If getting the most out of MEV extraction requires sophisticated expertise, the network could end up centralizing on a handful of specialist experts — as is already happening on Ethereum. Previously the limited flexibility of the Bitcoin network also limited the threat of MEV — but inscriptions have shown you can use Bitcoin blockspace in unexpectedly flexible ways. That makes Bitcoin transactions more useful, but it also makes the network incentives harder to reason about.
Ultimately, whether inscriptions are good for Bitcoin or not it is better to find out sooner rather than later. If network security can be destabilized by the organic gambling behavior of degenerates Bitcoin was never going to survive an attack by motivated nation states. If moralizing weirdos can censor gambling transactions, governments will be able to censor transactions they don’t like, too.
If Bitcoin actually works as intended, there is no wrong way to use it.
Bitcoin itself doesn’t actually keep track of individual satoshis — the smallest unit the network pays attention to is the UTXO. Ordinals are a kind of 'meta-game' played on top of Bitcoin where the participants agree on certain conventions that decide which satoshis get assigned to which UTXOs when a transaction is made. Ordinals (and ordinal inscriptions) are an independent Schelling point whose rules are still actively being established, which causes interesting corner cases like cursed inscriptions.
Bitcoin distributes new coins (and blockspace) to anyone who provably sacrificed computational resources to the network by mining. Proof-of-wasted-blockspace distribution does something economically equivalent by distributing coins to anyone who provably sacrifices blockspace. That means the distribution is 'fair' in the sense that anyone can participate and no one is given any special advantage in the initial distribution.
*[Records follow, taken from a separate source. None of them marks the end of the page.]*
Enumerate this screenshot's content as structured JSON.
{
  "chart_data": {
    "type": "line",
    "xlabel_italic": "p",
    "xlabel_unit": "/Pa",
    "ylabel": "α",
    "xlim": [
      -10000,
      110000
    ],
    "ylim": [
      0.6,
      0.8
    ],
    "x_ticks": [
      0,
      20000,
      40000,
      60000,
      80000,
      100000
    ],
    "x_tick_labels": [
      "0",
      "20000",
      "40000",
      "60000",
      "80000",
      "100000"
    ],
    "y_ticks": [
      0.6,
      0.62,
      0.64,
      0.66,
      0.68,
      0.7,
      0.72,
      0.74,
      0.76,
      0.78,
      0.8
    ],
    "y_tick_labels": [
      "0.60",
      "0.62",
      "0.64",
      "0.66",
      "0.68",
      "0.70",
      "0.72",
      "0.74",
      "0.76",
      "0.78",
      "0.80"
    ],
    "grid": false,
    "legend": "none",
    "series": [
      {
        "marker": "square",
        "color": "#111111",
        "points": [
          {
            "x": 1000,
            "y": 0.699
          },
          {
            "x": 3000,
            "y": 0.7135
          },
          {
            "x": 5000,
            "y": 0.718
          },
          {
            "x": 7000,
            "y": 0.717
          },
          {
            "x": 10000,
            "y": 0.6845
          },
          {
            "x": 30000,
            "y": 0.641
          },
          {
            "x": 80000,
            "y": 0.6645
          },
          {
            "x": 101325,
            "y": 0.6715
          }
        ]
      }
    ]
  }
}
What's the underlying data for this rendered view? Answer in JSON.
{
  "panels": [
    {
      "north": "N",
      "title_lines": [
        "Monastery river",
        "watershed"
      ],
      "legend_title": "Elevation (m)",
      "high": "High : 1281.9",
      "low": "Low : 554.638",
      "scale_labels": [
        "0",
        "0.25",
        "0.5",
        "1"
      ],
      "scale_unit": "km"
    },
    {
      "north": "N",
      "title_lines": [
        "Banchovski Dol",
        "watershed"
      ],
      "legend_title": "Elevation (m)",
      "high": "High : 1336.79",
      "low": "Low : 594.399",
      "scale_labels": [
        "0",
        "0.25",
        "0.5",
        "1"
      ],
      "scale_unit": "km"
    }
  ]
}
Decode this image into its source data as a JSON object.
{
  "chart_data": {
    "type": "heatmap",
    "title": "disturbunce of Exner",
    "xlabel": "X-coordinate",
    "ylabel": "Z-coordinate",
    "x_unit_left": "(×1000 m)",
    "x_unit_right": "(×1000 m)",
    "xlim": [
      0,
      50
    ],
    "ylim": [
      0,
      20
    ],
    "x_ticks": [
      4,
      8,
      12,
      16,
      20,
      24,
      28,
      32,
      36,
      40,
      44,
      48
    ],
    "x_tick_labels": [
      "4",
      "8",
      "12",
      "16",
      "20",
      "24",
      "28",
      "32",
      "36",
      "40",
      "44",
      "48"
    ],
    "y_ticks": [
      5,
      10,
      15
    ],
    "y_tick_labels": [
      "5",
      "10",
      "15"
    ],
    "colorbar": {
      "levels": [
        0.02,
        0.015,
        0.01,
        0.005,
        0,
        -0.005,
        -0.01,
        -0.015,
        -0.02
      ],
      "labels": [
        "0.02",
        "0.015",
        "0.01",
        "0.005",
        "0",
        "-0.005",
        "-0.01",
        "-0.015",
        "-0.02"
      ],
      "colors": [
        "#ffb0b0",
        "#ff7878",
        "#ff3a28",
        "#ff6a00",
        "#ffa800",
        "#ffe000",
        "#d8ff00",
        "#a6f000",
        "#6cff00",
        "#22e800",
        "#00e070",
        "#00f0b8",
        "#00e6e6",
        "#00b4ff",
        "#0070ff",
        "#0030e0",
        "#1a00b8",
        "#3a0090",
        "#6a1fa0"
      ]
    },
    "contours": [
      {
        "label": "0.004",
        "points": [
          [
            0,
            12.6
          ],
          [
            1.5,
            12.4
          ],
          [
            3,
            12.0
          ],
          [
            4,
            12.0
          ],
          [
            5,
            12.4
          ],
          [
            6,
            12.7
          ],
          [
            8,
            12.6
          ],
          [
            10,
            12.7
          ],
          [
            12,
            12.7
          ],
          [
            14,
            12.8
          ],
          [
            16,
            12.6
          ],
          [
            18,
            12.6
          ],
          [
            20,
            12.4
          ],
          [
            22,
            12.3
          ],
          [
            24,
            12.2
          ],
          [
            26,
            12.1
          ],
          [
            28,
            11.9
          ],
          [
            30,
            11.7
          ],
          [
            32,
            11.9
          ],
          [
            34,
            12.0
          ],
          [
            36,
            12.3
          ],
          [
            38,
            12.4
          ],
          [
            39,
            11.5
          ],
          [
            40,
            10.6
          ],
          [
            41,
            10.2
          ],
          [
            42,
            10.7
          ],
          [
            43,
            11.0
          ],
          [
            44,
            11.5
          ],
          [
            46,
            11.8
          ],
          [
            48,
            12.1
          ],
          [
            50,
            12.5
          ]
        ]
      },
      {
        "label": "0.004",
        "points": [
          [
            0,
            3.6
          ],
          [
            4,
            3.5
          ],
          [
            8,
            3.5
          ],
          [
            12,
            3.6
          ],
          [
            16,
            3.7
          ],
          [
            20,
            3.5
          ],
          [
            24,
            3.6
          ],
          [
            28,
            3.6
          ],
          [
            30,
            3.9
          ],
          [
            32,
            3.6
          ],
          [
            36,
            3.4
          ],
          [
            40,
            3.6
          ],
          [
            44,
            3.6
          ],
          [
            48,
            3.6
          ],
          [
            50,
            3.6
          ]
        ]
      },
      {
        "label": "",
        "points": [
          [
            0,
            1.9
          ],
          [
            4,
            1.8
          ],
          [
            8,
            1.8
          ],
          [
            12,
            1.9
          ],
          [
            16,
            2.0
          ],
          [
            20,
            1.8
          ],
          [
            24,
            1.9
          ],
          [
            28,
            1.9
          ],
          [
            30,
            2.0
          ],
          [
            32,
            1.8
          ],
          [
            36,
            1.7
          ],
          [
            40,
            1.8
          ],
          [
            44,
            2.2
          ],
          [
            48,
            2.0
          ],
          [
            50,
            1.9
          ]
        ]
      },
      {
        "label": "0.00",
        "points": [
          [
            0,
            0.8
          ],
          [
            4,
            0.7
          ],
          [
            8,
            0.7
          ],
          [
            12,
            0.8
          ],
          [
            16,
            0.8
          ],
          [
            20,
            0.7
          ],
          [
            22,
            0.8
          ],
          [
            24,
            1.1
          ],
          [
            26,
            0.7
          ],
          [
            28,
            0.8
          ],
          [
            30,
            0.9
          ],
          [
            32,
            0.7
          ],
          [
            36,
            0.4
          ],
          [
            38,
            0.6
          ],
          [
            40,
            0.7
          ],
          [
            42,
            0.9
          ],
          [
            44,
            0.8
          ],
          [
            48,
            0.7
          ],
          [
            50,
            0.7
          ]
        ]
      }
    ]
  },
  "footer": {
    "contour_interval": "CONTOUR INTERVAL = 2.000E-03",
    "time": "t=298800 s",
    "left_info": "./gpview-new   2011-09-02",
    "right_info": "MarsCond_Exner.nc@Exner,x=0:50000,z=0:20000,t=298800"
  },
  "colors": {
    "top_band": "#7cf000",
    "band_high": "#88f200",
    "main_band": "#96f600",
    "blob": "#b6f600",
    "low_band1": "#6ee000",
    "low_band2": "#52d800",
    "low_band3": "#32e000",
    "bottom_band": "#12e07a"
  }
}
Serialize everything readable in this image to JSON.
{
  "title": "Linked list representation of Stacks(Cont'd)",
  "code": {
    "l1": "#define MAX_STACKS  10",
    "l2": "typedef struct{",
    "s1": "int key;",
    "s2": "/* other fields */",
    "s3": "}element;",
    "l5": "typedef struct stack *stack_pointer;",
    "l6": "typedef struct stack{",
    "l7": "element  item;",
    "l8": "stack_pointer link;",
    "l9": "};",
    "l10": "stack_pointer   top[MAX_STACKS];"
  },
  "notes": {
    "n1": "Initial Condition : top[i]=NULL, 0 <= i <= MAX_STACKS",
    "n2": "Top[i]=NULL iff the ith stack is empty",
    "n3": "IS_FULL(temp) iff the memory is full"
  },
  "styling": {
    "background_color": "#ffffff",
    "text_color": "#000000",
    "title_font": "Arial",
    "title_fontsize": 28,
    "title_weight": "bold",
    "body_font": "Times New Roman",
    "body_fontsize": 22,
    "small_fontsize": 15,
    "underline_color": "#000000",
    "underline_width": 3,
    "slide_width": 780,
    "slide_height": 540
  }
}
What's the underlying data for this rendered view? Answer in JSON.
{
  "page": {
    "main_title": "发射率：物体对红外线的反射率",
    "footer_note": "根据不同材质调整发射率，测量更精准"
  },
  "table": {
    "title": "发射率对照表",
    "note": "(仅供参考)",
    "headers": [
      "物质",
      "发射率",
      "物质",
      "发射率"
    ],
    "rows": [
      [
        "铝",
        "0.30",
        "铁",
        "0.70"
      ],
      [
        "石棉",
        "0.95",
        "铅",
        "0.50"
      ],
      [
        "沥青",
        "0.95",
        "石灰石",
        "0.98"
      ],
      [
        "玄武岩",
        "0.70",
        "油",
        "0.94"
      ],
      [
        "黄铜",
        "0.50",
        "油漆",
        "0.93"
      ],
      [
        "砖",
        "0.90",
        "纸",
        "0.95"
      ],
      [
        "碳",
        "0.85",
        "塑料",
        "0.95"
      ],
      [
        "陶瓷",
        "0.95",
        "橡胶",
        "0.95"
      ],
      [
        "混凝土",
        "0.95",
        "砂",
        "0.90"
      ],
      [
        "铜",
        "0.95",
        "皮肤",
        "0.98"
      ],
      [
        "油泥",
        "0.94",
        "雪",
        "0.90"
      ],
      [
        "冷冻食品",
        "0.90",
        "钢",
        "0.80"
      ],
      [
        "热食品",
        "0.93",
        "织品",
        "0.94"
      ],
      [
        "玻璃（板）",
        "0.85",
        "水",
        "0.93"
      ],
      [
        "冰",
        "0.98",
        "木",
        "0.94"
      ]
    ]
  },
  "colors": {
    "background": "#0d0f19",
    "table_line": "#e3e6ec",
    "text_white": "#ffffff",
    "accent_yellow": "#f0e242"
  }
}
The technique was first pioneered by the HEX inspired ponzicoin XEN.
For a brief while ordinals developer and Taproot Wizards CTO Rijndael (@rot13maxi) ran a service called Sophon that was essentially suppressing BRC-20 mints by front-running any new mints and stealing their tickers. He stopped funding the service and open-sourced the code but no one else has seems to have stepped up to run it in his place.
In the Ethereum world trying to rewrite past confirmations is known as time banditry, which is frankly adorable.